If a robust industry recovery begins in the second half of 2020, the inventory built up in the second quarter will drive silicon wafer shipment growth through the rest of 2020 “as expectations rise that pent-up demand will drive a chip industry rebound,” SEMI said.

COVID-19 has so far extended a decline in total silicon wafer shipments that started after a peak in October 2018. Overall wafer shipments in 2019 were down by 6.9% compared to 2018, after growing just 0.4% for two years from 2017 to 2019. Before COVID-19 hit, manufacturers were optimistic that 2020 would see a normalization in inventory levels based on memory market improvements, data center market growth and 5G market takeoff.

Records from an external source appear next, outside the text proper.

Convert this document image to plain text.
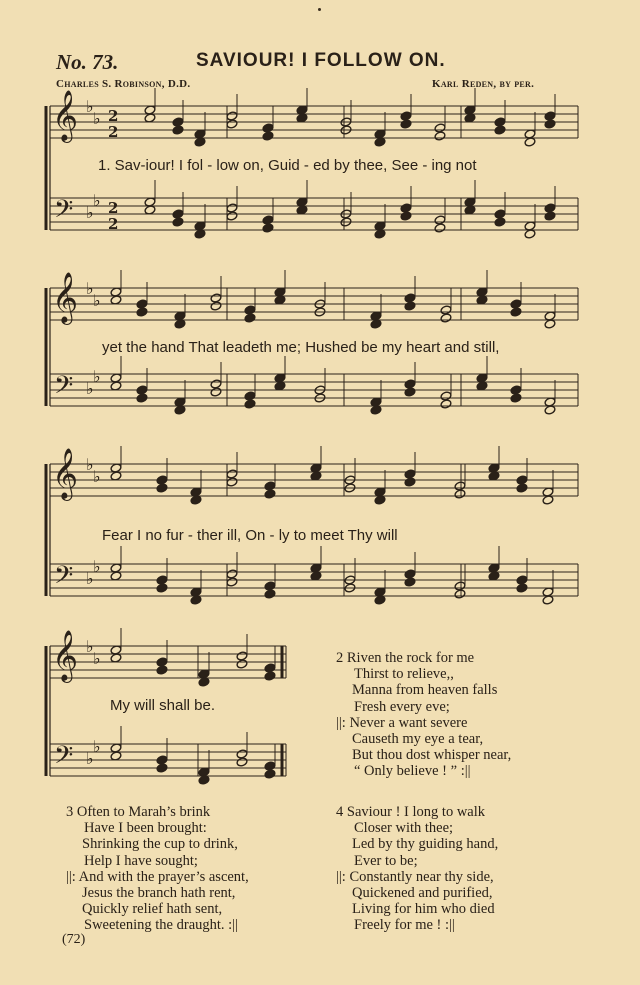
No. 73.	SAVIOUR! I FOLLOW ON.
Charles S. Robinson, D.D.	Karl Reden, by per.
𝄞
𝄢
♭
♭
♭
♭
𝄞
𝄢
♭
♭
♭
♭
𝄞
𝄢
♭
♭
♭
♭
𝄞
𝄢
♭
♭
♭
♭
2
2
2
2
1. Sav-iour! I fol - low on, Guid - ed by thee, See - ing not
yet the hand That leadeth me; Hushed be my heart and still,
Fear I no fur - ther ill, On - ly to meet Thy will
My will shall be.
2 Riven the rock for me
Thirst to relieve,,
Manna from heaven falls
Fresh every eve;
||: Never a want severe
Causeth my eye a tear,
But thou dost whisper near,
“ Only believe ! ” :||
3 Often to Marah’s brink
Have I been brought:
Shrinking the cup to drink,
Help I have sought;
||: And with the prayer’s ascent,
Jesus the branch hath rent,
Quickly relief hath sent,
Sweetening the draught. :||
4 Saviour ! I long to walk
Closer with thee;
Led by thy guiding hand,
Ever to be;
||: Constantly near thy side,
Quickened and purified,
Living for him who died
Freely for me ! :||
(72)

SEMI represents more than 2,100 companies in the business of electronics design and manufacturing.

In another report, SEMI said that semiconductor equipment makers saw a 7% drop in sales in 2019, reaching nearly $60 billion..

The prior year, 2018, reached an all-time high of $64.5 billion.

Taiwan topped the market for semi equipment sales in 2019, growing by 68% to $17 billion, replacing Korea in the top spot. China finished second with $13.4 billion, followed by Korea at nearly $10 billion, a decline of 44%.

North America sales jumped 40% to $8 billion in 2019, for a third consecutive annual increase.  The data is a summary of monthly billings.